Because ClinVar data contains very little number of records which would require such distant querying, reimplementation of this functionality was deemed unnecessary for now, hence the step is disabled.

Initial release

This pipeline originated as a Python port of the original Open Targets "SNP to gene" pipeline. An effort has been taken to retain backwards compatibility where possible; however, many important changes have been introduced.

Breaking changes

• Original pipeline supported both RS IDs and full variant description for querying. Because RS IDs are in general not allele specific, their support has been dropped. New pipeline only accepts complete, VCF-compatible variant descriptions.
• Input file for the original pipeline was a TSV consisting of 10 columns, most of which were not used, at least in the EVA/ClinVar use case. New pipeline uses a simpler VCF-derived format, which can be used to query VEP directly and can be easily produced from VCF (wrapper script does this already).
• Output format for the new pipeline is a 6 column TSV, mostly the same as for the old pipeline. Changes:
  • Column 1 (variant identifier) is using a different, VCF-compatible notation.
  • Column 5 (functional consequence): special consequence type “nearest_gene_five_prime_end” has been dropped and replaced by conventional “upstream_gene_variant” / “downstream_gene_variant”.
  • Column 6 (distance from variant to gene) is now always non-negative, for both upstream and downstream gene variants. It also always denotes a distance to the gene as reported by VEP, not to the nearest gene 5' end.

Changes in handling upstream and downstream gene variants

The original mapping process was similar, but not identical, to the new one. The second step did not attempt to queue VEP, but instead searched for the nearest gene 5' end and, if found, output that gene with the special, non-standard consequence type of “nearest_gene_five_prime_end”, along with the computed distance.

However, this consequence type was not used (at least in the EVA/ClinVar use case), and the variants in question are essentially downstream/upstream variants. Hence, the new pipeline handles all downstream/upstream variants in a similar manner, and outputs distance for all of them.
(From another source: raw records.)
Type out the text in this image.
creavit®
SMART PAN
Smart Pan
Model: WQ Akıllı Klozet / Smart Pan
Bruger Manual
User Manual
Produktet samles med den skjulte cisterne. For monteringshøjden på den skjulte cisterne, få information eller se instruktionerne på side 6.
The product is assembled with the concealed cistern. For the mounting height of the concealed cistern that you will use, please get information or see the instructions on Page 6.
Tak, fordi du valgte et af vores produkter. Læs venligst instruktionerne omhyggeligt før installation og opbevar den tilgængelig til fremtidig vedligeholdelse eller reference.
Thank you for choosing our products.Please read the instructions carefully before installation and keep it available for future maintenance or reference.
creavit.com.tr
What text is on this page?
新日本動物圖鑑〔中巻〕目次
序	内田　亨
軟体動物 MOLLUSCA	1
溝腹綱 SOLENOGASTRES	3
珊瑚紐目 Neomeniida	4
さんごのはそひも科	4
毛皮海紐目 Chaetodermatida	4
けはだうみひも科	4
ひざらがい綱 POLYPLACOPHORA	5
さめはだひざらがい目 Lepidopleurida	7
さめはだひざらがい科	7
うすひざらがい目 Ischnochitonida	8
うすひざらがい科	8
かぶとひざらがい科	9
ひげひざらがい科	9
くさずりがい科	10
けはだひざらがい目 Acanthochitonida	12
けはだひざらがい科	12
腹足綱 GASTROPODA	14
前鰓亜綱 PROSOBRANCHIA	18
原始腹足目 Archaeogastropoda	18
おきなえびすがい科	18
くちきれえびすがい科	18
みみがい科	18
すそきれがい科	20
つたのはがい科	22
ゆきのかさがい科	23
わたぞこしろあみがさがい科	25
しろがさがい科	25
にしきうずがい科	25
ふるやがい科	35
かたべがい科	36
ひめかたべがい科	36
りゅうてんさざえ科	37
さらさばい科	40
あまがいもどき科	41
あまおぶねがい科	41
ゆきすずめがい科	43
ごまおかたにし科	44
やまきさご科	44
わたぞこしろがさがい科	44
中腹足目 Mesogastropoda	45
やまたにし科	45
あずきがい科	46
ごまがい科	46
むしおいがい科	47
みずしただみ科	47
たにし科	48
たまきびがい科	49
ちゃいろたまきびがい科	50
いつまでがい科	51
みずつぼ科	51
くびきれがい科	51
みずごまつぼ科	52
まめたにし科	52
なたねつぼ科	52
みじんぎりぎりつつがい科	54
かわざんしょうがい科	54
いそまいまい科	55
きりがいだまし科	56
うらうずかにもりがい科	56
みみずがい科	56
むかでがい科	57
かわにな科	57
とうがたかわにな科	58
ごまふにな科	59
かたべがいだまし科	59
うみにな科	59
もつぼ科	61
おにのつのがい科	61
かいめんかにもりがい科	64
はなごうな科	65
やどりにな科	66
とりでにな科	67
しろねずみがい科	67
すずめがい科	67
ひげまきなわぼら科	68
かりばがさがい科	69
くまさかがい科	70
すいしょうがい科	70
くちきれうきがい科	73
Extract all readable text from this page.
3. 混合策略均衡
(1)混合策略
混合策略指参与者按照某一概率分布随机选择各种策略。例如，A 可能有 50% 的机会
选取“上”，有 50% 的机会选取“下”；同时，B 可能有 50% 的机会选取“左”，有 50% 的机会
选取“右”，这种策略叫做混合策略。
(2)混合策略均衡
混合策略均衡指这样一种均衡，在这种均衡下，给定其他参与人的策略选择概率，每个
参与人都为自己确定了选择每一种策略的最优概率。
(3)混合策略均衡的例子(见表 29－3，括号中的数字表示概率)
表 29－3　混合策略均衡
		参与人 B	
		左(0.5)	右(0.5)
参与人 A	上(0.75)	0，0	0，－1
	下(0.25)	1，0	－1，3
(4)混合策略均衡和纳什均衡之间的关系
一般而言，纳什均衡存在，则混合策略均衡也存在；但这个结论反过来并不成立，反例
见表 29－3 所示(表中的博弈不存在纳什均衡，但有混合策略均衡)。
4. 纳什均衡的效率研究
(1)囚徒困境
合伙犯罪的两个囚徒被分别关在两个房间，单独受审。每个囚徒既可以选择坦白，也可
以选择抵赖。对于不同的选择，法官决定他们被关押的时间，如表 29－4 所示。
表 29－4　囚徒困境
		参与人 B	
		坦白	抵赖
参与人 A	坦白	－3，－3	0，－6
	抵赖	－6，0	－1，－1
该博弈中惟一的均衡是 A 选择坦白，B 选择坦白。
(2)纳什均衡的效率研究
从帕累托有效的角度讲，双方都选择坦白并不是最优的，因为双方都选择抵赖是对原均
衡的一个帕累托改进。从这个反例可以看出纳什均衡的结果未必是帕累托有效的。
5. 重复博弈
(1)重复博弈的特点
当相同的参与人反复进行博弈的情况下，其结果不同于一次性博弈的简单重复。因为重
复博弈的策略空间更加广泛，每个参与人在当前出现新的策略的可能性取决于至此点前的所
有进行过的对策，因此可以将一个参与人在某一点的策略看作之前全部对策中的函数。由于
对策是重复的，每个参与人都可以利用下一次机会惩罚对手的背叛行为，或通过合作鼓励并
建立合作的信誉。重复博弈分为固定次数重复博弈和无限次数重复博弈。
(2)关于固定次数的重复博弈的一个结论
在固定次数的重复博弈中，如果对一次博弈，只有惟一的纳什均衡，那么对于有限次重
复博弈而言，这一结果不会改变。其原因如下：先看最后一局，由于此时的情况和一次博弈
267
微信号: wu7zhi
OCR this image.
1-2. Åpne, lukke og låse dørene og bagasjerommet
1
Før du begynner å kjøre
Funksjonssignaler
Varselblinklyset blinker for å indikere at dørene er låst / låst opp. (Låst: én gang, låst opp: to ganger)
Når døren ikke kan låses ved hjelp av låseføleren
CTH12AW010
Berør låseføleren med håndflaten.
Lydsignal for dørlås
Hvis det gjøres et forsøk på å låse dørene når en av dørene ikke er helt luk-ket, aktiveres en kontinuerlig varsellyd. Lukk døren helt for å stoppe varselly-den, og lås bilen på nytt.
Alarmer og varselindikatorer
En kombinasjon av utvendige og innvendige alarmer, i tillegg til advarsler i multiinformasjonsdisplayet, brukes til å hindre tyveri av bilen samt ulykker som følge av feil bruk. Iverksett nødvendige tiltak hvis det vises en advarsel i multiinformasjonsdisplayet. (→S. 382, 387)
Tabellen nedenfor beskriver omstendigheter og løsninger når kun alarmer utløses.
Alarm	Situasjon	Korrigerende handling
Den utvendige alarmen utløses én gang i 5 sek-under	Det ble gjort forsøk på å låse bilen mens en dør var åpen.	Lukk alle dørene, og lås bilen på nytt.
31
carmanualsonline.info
Changes in handling severity of transcript consequences

The original pipeline contained a serious bug in determining the most severe consequence for a given variant. It worked in the following way:

1. Query VEP with default parameters for a given variant, obtain a list of results.
2. Take note of the most_severe_consequence reported by VEP.
3. Filter the list of results based on biotype, leaving only protein coding and miRNA transcripts.
4. Output all consequences in the list from step 3, where type matches the most_severe_consequence determined during step 2.

The problem with this approach is that sometimes the most_severe_consequence calculated by VEP comes from transcripts of other biotypes (not transcript coding or miRNA), which are filtered out during step 3. This results in the pipeline not outputting any results for such variants.

The new approach does not use VEP's most_severe_consequence field. Instead, it first filters the consequences based on the list of acceptable biotypes, and then scans the list of the remaining ones the most severe consequence, based on the severity list described on Ensembl website. (This is the same list used by VEP internally.)

Technical changes (should not affect the results)

• Ensembl REST API (https://rest.ensembl.org/) is used instead of Perl API.
• VEP is queried with multiple variants at once (vep/:species/region), rather than querying them one by one (vep/:species/id/:id and vep/:species/region/:region/:allele/), which greatly speeds up the pipeline and lowers the strain on VEP servers.